As we know that in inferential statistics our main objective is to estimate the unknown parameters. For this, what is required, is a rule/mapping from sample space to the parameter space. And the purpose of getting the estimate of unknown parameters on the basis of sample values is statistic T(X). As T(X) is the function of the sample observations, so it will be a random variable and so a probability distribution.

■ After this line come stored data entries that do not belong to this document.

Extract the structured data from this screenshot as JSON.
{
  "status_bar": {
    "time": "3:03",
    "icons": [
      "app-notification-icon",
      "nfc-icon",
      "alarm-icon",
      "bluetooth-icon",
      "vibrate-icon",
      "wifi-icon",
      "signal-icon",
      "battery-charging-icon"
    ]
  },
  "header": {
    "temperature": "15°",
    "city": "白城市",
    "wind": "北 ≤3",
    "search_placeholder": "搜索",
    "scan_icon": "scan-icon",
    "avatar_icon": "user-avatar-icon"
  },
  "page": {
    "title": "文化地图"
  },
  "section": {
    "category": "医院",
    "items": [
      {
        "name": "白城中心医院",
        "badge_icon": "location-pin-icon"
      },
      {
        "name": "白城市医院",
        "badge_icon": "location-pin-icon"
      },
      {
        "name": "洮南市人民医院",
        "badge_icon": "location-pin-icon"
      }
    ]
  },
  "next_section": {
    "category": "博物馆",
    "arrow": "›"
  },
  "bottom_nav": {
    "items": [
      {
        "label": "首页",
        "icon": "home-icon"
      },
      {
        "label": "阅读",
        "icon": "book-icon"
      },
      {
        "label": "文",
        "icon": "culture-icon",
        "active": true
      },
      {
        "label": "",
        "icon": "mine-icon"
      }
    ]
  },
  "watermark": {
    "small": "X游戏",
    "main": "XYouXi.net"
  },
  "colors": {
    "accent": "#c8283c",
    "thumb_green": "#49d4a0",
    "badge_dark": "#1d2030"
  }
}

Most of the statistical test we performed are based on a set of assumptions. If the assumptions violated then analysis of the test will be misleading or completely erroneous. In this case there will be no any interpretation of the result and hence our basic need to perform the inferential statistical test will be meaningless. Because the hypothesis we met before the test will be violated and hence we couldn't draw the conclusions and of course not reach at our objectives
As we define that α is probability of rejection of a lot when it is good and the probability 'α' that a random value of the statistic belongs to the critical region is known as the level of significance. So if a failure does not meet the assumptions mean in terms of the α level of our experiment then hypothesis (which we make before perform the test) will meaningless because on the basis of α value we find the tabulated value of the statistic and compare it with obtained value and hence we draw the conclusion. So if a failure does not meet the assumptions there will be no any sufficient meaning of the test.
If the assumptions do not meet then we go through the non-parametric test or distribution free test. Even both the terms are not synonymous. Roughly speaking, a non-parametric test is one which we makes no hypothesis about the value of a parameter in a statistical density function, whereas a distribution-free test which makes no assumptions about the precise form of the sampled population.